Ansel Adams

Ansel Adams is famous for his black and white landscape photography. He was born on Feb.02 1902 in San Francisco and died on April 22nd 1984 at the age of 82. He spent most of his formative years in the San Francisco area and developed a love for the American West. He ultimately dedicated the bulk of his adult years to expertly capturing western landscapes, mostly in black-and-white through his photography. He loved the outdoors especially Yosemite National Park, and most people considered him to be an enthusiastic naturalist and environmentalist.

An interesting fact about Adams’ life, involves the playing of the piano. Beginning at the age of 12 he taught himself how to play the piano and it quickly became a passion. Soon he was being privately tutored by a piano composer and continued to take piano lessons for many years. He was diligent in his practicing and continued to grow and improve as the years went on. By the time he was 24 he was became so proficient at playing the piano that he seriously considered becoming a professional.

However, a career as a pianist was not to be. He ended up pursuing photography instead, but the training and discipline of his years on the piano provided a unique and focused artistic perspective that he readily applied to his photography. His musical training also created a depth and polish to his many lectures and teachings he gave on photography to so many people throughout his lifetime.

Ansel Adams along with another highly regarded portrait photographer, Fred Archer, developed what is known as the Zone System. The Zone system is a way to determine proper exposure for a subject through the camera lens. The system also allows for the adjustment of the contrast of the final print. The result was incredible clarity and depth that characterized Ansel Adams’ photographs as uniquely his. Both Adams and Fred Archer did want they could pass along this knowledge to others. In fact, for many years Fred Archer ran and taught at his own photography school.

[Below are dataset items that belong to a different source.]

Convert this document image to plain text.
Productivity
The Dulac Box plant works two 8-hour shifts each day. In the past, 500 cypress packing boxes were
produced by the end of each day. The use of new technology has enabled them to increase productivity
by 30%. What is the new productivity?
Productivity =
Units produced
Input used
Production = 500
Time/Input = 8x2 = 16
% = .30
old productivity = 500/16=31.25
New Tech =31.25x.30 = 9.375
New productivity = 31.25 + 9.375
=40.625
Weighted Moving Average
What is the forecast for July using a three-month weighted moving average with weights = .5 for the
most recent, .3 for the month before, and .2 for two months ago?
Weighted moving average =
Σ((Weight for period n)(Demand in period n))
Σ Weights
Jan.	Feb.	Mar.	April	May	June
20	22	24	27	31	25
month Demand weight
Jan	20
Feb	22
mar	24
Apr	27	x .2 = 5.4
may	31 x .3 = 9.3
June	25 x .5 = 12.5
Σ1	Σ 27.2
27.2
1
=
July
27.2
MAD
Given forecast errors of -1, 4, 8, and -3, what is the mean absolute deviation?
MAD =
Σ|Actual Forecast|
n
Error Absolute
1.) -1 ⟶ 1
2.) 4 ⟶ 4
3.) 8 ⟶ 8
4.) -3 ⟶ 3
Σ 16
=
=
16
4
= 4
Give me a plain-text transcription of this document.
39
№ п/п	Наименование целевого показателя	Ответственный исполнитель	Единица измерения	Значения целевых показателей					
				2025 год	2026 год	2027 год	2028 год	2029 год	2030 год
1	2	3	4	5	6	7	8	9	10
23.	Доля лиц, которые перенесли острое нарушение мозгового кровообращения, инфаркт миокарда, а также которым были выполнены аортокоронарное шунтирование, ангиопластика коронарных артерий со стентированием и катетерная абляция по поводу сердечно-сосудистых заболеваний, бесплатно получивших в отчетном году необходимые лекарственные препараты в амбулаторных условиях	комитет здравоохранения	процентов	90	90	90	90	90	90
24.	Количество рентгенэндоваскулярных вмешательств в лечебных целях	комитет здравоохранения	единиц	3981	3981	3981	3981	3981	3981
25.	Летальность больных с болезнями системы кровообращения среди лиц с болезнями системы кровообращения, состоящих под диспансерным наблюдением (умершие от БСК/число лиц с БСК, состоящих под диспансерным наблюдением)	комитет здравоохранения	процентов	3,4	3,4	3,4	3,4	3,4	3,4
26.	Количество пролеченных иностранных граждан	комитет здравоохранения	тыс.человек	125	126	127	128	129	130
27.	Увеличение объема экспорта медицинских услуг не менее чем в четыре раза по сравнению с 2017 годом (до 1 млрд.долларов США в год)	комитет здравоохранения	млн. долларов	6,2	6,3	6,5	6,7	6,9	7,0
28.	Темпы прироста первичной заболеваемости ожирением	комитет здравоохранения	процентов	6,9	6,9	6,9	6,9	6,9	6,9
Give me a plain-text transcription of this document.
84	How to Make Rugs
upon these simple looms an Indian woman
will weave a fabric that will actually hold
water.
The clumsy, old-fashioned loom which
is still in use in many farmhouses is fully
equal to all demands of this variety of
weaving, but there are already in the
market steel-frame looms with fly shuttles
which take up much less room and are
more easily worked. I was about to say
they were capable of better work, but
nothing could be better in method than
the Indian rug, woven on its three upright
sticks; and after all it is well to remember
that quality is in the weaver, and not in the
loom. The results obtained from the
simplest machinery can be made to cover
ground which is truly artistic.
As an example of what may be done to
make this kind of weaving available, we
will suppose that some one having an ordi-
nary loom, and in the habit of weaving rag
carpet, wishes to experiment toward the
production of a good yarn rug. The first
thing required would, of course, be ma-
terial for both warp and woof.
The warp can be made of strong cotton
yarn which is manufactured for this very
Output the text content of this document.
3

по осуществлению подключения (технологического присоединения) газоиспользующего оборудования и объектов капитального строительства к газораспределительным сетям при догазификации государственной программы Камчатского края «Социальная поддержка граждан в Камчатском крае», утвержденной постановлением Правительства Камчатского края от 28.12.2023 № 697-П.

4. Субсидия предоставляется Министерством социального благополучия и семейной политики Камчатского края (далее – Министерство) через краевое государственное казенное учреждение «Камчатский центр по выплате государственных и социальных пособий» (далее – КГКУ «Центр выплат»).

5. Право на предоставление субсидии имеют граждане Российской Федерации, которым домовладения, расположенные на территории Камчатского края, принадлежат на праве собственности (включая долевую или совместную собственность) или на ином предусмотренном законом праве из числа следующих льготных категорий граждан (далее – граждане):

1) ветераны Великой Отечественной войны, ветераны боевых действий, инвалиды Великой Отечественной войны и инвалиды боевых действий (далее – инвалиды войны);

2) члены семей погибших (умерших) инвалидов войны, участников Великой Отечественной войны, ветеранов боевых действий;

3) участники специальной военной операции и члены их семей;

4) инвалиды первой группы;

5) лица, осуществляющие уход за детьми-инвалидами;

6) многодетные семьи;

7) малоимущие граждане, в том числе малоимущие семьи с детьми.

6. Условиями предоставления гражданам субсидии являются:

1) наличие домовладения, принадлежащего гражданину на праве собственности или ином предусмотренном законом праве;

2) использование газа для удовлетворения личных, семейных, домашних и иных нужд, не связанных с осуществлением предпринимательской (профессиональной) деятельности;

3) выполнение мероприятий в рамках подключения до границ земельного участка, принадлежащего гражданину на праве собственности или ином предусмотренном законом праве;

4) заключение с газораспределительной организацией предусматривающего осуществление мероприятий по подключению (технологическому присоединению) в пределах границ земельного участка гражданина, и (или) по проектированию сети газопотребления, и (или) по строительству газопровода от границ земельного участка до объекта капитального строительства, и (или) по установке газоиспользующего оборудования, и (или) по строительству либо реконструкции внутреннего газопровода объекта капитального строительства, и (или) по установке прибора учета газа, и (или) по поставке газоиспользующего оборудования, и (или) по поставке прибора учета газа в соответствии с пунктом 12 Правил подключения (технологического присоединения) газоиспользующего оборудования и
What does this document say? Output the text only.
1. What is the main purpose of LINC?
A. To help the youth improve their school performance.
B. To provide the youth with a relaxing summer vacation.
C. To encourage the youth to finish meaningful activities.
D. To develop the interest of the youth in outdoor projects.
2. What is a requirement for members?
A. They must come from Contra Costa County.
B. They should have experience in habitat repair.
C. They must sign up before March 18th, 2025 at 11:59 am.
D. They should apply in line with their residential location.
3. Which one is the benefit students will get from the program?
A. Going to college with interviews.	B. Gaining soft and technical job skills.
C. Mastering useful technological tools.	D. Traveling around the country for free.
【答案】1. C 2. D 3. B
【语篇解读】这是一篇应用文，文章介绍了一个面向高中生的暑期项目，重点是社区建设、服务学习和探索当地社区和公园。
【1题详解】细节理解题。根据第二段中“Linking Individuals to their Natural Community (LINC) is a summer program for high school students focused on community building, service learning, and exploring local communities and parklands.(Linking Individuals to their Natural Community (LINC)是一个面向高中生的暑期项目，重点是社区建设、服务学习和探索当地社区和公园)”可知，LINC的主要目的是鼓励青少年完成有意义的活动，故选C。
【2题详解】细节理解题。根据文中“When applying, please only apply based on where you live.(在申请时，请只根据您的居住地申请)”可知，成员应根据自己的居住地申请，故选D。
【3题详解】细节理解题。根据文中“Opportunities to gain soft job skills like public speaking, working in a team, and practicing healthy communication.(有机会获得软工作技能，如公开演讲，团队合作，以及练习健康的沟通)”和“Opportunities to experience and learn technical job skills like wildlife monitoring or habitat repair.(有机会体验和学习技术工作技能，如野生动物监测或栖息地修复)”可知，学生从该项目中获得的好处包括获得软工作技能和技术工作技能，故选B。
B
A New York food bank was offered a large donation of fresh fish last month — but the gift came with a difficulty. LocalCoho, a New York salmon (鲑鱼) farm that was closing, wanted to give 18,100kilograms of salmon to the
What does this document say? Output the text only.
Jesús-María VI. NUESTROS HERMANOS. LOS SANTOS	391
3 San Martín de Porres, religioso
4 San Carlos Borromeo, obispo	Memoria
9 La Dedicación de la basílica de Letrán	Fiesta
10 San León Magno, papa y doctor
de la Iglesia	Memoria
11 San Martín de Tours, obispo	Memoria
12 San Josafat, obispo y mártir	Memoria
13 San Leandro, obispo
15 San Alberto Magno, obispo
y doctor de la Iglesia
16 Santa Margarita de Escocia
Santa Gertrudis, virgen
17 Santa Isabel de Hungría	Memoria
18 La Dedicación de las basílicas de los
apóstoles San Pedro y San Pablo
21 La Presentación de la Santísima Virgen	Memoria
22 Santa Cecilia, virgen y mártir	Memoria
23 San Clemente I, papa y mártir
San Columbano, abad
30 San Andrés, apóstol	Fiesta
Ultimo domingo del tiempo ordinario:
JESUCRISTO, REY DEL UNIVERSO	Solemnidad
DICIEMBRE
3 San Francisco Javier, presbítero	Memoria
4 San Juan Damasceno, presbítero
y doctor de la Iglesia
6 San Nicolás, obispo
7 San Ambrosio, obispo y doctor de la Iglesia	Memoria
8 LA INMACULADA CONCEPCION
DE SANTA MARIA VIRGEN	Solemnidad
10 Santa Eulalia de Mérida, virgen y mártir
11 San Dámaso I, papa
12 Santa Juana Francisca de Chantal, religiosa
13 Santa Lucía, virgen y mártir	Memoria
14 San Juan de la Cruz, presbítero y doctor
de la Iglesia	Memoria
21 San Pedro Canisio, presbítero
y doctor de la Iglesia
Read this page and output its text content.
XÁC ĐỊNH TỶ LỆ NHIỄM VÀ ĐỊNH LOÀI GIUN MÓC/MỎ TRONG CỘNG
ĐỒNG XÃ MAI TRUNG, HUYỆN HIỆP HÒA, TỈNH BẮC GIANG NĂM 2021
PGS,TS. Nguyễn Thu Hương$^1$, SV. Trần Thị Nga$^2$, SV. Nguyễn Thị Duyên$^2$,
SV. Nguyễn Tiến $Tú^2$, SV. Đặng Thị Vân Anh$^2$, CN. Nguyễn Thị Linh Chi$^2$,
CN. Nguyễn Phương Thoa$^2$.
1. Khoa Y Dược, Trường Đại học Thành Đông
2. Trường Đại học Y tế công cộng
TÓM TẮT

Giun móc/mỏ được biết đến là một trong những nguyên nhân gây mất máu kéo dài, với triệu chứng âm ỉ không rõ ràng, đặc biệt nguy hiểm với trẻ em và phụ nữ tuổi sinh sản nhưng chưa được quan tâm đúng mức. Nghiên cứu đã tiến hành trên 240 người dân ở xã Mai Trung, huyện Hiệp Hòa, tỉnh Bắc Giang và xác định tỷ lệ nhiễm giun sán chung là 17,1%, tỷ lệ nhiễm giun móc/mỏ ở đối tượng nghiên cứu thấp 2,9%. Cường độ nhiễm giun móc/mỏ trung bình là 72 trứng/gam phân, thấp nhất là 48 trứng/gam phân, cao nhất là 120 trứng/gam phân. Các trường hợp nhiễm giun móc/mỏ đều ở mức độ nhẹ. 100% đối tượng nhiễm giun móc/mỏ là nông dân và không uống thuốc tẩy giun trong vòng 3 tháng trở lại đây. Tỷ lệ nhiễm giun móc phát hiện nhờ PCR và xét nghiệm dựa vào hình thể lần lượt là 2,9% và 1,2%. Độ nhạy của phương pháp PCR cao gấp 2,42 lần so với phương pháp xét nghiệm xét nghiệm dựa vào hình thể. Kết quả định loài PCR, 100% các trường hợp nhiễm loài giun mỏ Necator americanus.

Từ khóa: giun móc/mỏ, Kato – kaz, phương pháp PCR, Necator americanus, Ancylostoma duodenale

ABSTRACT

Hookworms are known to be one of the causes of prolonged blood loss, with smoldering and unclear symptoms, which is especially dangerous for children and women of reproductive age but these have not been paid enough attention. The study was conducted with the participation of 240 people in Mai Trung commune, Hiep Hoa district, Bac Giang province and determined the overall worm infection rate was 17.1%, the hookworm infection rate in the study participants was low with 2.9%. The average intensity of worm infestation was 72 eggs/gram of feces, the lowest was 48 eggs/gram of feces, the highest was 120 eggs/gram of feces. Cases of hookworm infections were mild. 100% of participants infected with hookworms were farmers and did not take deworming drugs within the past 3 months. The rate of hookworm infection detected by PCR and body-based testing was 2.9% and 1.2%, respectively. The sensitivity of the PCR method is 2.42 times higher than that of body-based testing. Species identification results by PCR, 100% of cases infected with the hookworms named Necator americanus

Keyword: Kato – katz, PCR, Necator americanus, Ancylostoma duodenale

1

In the mid-1920s, Adams experimented with soft-focus, etching, and other techniques of the pictorial photographers. However, Adams steered clear of hand-coloring which was also popular at the time. Instead, Adams used a variety of lenses to get different effects, but eventually rejected pictorialism for a more realistic approach which relied more heavily on sharp focus, heightened contrast, precise exposure, and darkroom craftsmanship.

This is where Adams really excelled and brought the art of photography to a new level. He knew how to use his photographic equipment to get best picture possible. He also knew how to develop the film in such a way that the captured image could be brought out to even greater effect with deeper tones and contrast. To this day there are few who can do what Adams did in photography.

Ansel Adams also took hundreds of color photographs when stable forms of color film became available in the mid 1930′s. His subjects were still landscapes and wilderness but in strikingly beautiful color. He is still (and will always be) known for his black-and-white pictures. Many of his original photos go for tens of thousands of dollars today. You can see many of his photographs in museums and many lucky owners have his work in their private collections.